De acordo com a UBI, a criação deste centro “representa o sucesso de uma candidatura apresentada pelo docente Bruno Ferreira Costa, do departamento de comunicação, filosofia e política da faculdade de artes e letras, ao concurso para a instalação destas valências”. Uma candidatura que “recebeu uma avaliação amplamente positiva pelo impacto e relevância das actividades previstas, além de demonstrar o conhecimento da região e das realidades da sua população e, ainda, pela experiência de contacto com diversos públicos”.
O projecto tem associada uma equipa multidisciplinar de diferentes áreas científicas. Integram este grupo docentes das áreas de Ciência Política e Relações Internacionais, Comunicação e Sociologia. O centro dispõe de um espaço próprio para assegurar o atendimento ao público, divulgação de informações e a organização ou realização de reuniões e eventos.
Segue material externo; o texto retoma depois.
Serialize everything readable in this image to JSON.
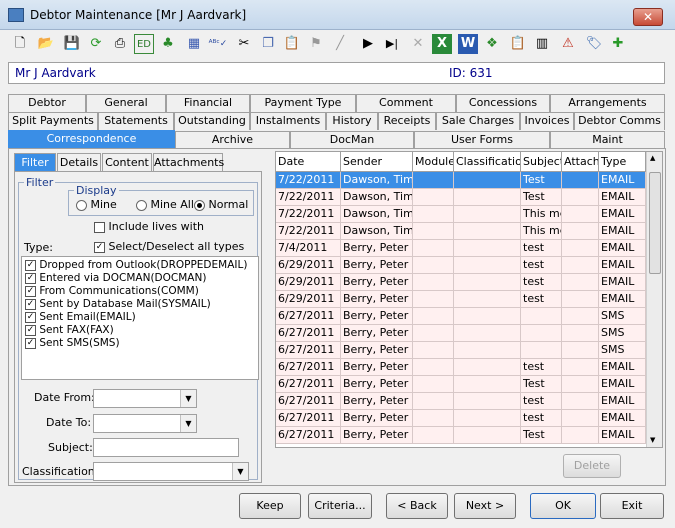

A centralidade da estrutura “permite fácil acesso, bem como a visibilidade necessária para a promoção dos valores europeus”.
O centro “Europe Direct” da Beira Interior tem como públicos-prioritários, além da comunidade académica, os estudantes dos ensinos básico e secundário e sociedade civil em geral “especialmente a envolvida em associações de âmbito local e regional, tanto no domínio cultural, desportivo e social”.
Este contributo da academia para a ligação ao projeto europeu “acontece num ano simbólico” em que se assinalam os 40 anos da entrada de Portugal na Comunidade Económica Europeia (CEE), antecessora da União Europeia.
Com a criação desta valência a UBI “amplia a sua missão de proximidade ao território, com os cidadãos a beneficiar de um local onde podem melhorar a compreensão do funcionamento da UE, o papel do Parlamento Europeu, as áreas de responsabilidade das instituições europeias e, sobretudo, com o impacto das políticas comunitárias na vida concreta das pessoas” refere a instituição.